COLORADO
(….when pure fantasy play becomes deadly reality)
There’s something dreadfully wrong with our society when pure fantasy play becomes deadly reality.
Such is the horrific event in Aurora, Colorado, where a deranged youth turned a crowded theater’s premiere screening of another fantasy film into a slaughter arena, killing 12 and wounding scores of others (many still languishing in hospital with life threatening ones), as casually as if he were ordering popcorn from the theater lobby’s snack counter.
More troubling, however, is the immediate public focus on the weaponry he used rather than on the question: What would cause such a drastic derailment of that young man’s mental stability? Career politicos, media pundits of one kind or another, and pro-con advocates about gun control, joining in onto that perennial issue, with all of them largely ignoring that critical question.

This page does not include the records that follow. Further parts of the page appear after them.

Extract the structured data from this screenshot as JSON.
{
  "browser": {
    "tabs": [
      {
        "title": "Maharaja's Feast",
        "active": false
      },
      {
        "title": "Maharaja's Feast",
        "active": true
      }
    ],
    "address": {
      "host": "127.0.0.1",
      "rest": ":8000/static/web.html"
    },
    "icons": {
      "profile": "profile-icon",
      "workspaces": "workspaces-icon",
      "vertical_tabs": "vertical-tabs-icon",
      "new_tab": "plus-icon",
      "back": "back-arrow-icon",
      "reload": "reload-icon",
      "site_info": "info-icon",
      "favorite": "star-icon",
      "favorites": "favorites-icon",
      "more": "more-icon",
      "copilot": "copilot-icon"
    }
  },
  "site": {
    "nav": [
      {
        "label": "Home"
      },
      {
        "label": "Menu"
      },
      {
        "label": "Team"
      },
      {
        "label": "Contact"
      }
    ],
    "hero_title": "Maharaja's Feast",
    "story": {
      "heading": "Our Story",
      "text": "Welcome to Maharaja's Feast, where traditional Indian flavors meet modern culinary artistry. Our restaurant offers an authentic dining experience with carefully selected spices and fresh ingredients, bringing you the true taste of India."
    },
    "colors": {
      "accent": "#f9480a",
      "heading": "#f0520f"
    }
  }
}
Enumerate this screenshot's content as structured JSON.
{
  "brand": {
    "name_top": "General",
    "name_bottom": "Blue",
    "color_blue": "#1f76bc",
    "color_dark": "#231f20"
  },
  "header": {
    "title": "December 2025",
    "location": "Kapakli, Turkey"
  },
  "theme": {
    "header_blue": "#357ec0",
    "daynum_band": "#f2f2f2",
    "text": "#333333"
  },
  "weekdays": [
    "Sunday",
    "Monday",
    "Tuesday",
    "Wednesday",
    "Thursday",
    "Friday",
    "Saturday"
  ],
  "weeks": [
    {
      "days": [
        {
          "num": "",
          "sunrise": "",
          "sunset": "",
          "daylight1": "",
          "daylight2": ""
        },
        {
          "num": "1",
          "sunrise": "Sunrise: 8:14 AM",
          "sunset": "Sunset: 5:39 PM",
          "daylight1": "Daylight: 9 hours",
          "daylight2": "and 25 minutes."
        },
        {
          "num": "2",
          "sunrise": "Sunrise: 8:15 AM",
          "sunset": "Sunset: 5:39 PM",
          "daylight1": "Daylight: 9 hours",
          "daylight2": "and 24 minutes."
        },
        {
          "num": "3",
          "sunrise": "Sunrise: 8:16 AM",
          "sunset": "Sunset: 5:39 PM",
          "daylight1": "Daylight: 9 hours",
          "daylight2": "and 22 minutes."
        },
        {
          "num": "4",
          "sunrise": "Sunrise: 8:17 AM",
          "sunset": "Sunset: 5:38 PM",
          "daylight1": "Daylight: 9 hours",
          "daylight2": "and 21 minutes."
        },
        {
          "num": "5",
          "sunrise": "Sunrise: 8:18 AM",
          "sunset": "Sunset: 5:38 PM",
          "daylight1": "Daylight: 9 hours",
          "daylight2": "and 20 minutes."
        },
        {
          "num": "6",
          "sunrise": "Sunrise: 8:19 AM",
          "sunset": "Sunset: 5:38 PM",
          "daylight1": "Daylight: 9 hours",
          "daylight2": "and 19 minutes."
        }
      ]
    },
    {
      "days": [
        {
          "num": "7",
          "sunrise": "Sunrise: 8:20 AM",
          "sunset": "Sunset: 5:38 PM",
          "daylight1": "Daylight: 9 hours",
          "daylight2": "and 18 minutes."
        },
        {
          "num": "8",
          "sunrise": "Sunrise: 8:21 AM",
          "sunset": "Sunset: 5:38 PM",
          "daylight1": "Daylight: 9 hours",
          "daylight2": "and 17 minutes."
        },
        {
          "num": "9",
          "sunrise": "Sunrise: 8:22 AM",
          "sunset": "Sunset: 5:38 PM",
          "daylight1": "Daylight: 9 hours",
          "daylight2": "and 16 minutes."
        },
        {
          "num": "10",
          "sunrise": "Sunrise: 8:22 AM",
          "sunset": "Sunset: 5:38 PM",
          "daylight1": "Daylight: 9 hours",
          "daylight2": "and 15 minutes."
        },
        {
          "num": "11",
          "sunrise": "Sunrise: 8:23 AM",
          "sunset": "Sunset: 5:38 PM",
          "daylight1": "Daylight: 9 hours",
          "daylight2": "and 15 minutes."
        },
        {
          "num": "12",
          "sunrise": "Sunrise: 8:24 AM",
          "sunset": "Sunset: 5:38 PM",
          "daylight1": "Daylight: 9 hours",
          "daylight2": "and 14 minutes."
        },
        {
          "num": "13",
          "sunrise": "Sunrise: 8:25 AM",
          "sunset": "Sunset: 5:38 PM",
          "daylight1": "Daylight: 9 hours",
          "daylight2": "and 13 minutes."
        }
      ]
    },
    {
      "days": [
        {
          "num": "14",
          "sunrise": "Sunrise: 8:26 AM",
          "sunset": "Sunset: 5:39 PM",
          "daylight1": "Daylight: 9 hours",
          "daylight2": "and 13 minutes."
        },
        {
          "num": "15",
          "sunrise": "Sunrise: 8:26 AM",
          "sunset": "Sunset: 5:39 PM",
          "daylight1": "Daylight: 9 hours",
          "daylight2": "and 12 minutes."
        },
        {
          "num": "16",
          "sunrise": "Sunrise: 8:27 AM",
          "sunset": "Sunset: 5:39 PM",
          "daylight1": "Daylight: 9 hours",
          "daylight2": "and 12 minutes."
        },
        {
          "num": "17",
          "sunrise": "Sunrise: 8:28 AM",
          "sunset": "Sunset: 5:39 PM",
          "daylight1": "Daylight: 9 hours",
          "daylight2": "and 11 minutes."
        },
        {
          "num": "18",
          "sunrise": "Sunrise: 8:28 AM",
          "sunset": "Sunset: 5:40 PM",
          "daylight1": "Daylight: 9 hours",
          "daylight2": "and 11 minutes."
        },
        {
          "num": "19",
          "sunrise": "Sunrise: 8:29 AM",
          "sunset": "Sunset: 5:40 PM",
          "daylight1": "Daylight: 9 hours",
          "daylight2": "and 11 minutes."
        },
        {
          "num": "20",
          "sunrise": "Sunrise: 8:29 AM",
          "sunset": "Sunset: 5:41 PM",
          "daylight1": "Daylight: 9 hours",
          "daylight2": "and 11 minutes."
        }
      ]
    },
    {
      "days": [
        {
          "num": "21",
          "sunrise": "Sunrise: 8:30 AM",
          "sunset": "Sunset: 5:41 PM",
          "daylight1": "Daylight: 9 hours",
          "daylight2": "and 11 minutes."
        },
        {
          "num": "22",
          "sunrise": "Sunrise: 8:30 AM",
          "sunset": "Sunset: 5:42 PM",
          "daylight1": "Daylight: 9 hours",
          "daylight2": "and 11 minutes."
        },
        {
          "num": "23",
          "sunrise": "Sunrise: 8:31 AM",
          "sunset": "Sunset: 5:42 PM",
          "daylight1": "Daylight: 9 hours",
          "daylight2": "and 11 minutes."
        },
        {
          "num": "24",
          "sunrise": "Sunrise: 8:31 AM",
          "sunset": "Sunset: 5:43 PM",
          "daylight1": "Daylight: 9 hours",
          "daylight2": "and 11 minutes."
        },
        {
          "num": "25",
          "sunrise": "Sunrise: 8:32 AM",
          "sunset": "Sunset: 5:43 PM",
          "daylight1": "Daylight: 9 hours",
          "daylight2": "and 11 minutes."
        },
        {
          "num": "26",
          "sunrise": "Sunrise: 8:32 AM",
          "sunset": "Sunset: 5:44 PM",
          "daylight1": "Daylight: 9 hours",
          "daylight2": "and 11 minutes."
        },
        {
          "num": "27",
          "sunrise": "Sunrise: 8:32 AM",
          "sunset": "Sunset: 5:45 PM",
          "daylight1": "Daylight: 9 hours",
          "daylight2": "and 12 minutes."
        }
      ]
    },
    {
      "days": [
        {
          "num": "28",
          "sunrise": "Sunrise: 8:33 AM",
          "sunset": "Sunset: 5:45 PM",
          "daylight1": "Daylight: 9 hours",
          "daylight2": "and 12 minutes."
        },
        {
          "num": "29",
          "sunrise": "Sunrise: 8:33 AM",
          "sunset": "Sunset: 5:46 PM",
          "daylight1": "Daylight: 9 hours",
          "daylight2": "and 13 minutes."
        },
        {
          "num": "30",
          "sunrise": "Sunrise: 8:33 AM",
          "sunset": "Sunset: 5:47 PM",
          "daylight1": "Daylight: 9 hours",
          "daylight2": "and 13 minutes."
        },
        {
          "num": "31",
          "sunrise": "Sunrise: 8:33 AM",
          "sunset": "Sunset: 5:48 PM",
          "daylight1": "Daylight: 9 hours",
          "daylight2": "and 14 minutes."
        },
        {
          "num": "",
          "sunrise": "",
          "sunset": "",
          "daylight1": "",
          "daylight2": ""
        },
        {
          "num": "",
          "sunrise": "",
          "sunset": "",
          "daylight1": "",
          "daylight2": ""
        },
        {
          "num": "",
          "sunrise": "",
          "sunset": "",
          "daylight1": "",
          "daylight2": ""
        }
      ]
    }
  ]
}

The ease with which weapons having such great lethality potentials, such as AK47’s, M-16’s, Mac10’s, Glock’s, etc., not to mention the ammunition for these, are so readily acquired, despite an array of regulations and controls about access to such weapons, is also mind-boggling.
We can all argue about such things till the cows come home (assuming none of these get shot by some nut-case first, just for the thrill of popping off a few rounds at moving targets), vehemently rage about the sanctity of our constitutional rights, or rant about the evil machinations of the NRA, and so on, but none of all of that faces the real issue involved, which is:
– What has changed in our society’s cultural matrix to create mindsets which instinctively turn to violence and slaughter, either for the sheer thrill of it; or, as the only means for settling the slightest real or perceived personal affront? –
It’s almost as if our society’s culture is regressing back to a perverted version of the old –Code Duello – or, perhaps, it’s just an aberrant evolution from our former frontier society. A society in which the ability and need to properly handle firearms for hunting and defense against both four and two-legged predators, was imbedded in our cultural DNA, keeping in mind that such needs remained with us well into the early days of the 20th Century.
Even so, there were well defined limits on how and in what way these could be used, so our mindsets about them were carefully taught. Even in our child play with cap pistols, cork pop-guns, and BB air rifles, there were constraints. And when there came that big rite of passage at which we were presented with (not given) our very first .22 rifle, we knew it was a measure of our crossing that threshold from child towards adulthood, and instinctively understood the responsibilities that came with that.
Not so today, apparently. Perhaps it’s a generational bias and perspective, but it seems much of that former conditioning and discipline of mind concerning firearms has disappeared. Now, too many of our youth seem to have been left to evolve with completely different mindsets and values. Mindsets and values driven by self-absorption, instant gratification, and hedonistic excesses of one kind or another, combined with blind acceptance that outrageous acts and behaviors leading to notoriety, are the quickest way to achieve celebrity and fame….all of it as the new “normal” in our culture, with this terrible event in Aurora, Colorado, showing us that process at work.
None of these reflections can give much consolation to the families of the victims of that event, or to the perpetrator’s family either. We still have yet to discover the real motivations for it, and what caused someone with obvious potentials to go off the rails like that with such tragic consequences.
For the moment it’s just time to mourn, and leave the search for such explanations for another day.